Я не отрицаю, чтобы рядом с этими влияниями, направление которых я старался указать, не было и других однородных с ними, приходивших к нам с запада. Новгород издавна с ним связан. Старчище-Пилигримище новгородских былин не только непосредственно привязывается к немецкой форме pilgrim, но и напоминает своей богатырской мощью и легким наплывом комизма богатырского монаха Ильзана в «Розенгартене» [ «Rosengarten»), Гильома Оранжского и Вальтера Аквитанского{272}, хроники Новалезского монастыря. Сличите с этим то обстоятельство, что когда смоленское духовенство обвиняло Авраамия в еретичестве и колдовстве, между прочим — в чтении богомильской Птубинной книги, он нашел между монашествующими сочувствие лишь в одном человеке, «прозвание которого обличает в нем западное происхождение, именно в Луке пру-сине».

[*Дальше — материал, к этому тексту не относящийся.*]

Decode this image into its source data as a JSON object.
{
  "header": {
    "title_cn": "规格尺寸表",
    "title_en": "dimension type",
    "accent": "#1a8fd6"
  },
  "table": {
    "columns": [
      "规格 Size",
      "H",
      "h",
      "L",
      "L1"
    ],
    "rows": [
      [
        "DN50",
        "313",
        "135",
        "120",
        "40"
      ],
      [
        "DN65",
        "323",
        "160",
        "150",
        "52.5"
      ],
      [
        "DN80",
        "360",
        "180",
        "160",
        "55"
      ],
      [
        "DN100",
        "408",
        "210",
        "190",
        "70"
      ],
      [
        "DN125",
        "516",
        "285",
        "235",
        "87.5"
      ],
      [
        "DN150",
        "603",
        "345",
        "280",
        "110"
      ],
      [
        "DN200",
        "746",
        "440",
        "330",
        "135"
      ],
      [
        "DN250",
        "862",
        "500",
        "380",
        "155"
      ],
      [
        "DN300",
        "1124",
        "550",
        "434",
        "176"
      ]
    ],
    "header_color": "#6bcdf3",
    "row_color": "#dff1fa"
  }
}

Как бы ни отнеслись к нашей гипотезе, я полагаю, всякий согласится с общим результатом, что переход апокрифических сказаний в песенное сознание народа мог совершиться лишь в такой полукнижной, полународной среде, какую в наше время представляют калики перехожие, распевающие духовные стихи у церковных дверей, на распутьях. Только признав такое посредство, мы поймем, каким образом отреченная книга становилась легендой, сказкой, даже местным поверьем; каким образом апокриф Соломона, ходивший вначале отдельной статьей, прежде чем в XV в. редакции нашей Палеи приняли его в свой состав, — мог дать содержание стиху, принять форму былины и, с другой стороны, перейти в книжную повесть и народную сказку, с отделами которых мы уже успели познакомиться. Тот же переход того же сказания можно наблюдать и на Западе, где оно отразилось в эпизодах рыцарского романа и новелле и даже произвело целый народно-поэтический цикл, известный под названием «Соломон и Морольф». Рядом с ним выработался еще особый пересказ того же отреченного мотива, где самое имя Соломона заменено другим, а имя его противника сделалось жертвой народных предилекций, почему связь всего сказания с нашим апокрифом и не могла быть понята. На эту связь мне хочется указать теперь же, прежде чем перейти в одной из следующих глав к разбору самого памятника. Я имею в виду легенду о Мерлине, занимающую столь видное место в романах Круглого Стола.
Изучение этих романов слишком долго привыкли считать уделом кельтологов, находивших в них, с точки зрения завзятого Патриотизма, народные предания и поверья кельтского племени, которому, таким образом, отдавалась в средневековой романтике первенствующая роль, не найденная им в истории. Имена и лица, весь смысл событий и сказочные мотивы — все это в романах Круглого Стола было кельтское, — так, по крайней мере, толковалось, не без натяжек, не без насилования хронологии и естественных требований исторической критики. В последнее время несколько авторитетных голосов высказалось против этой крайности; всего менее она находит сочувствия в Англии. Несмотря на это, кельтская гипотеза так прочно овладела научным сознанием, что к ней и теперь продолжают обращаться исследователи разбираемого нами романтического цикла. Находя в обработках сказание о Граале соединенным с сагой об Артуре, Барч заключает из этого к их кельтской основе; Парис продолжает говорить по поводу пересказанных им романов Круглого Стола о бретанских преданиях и песнях, лэ, в которых французские труверы{273}будто бы почерпнули содержание своих рассказов; при другом случае мы узнаем о какой-то особой традиции галло-бретонской церкви.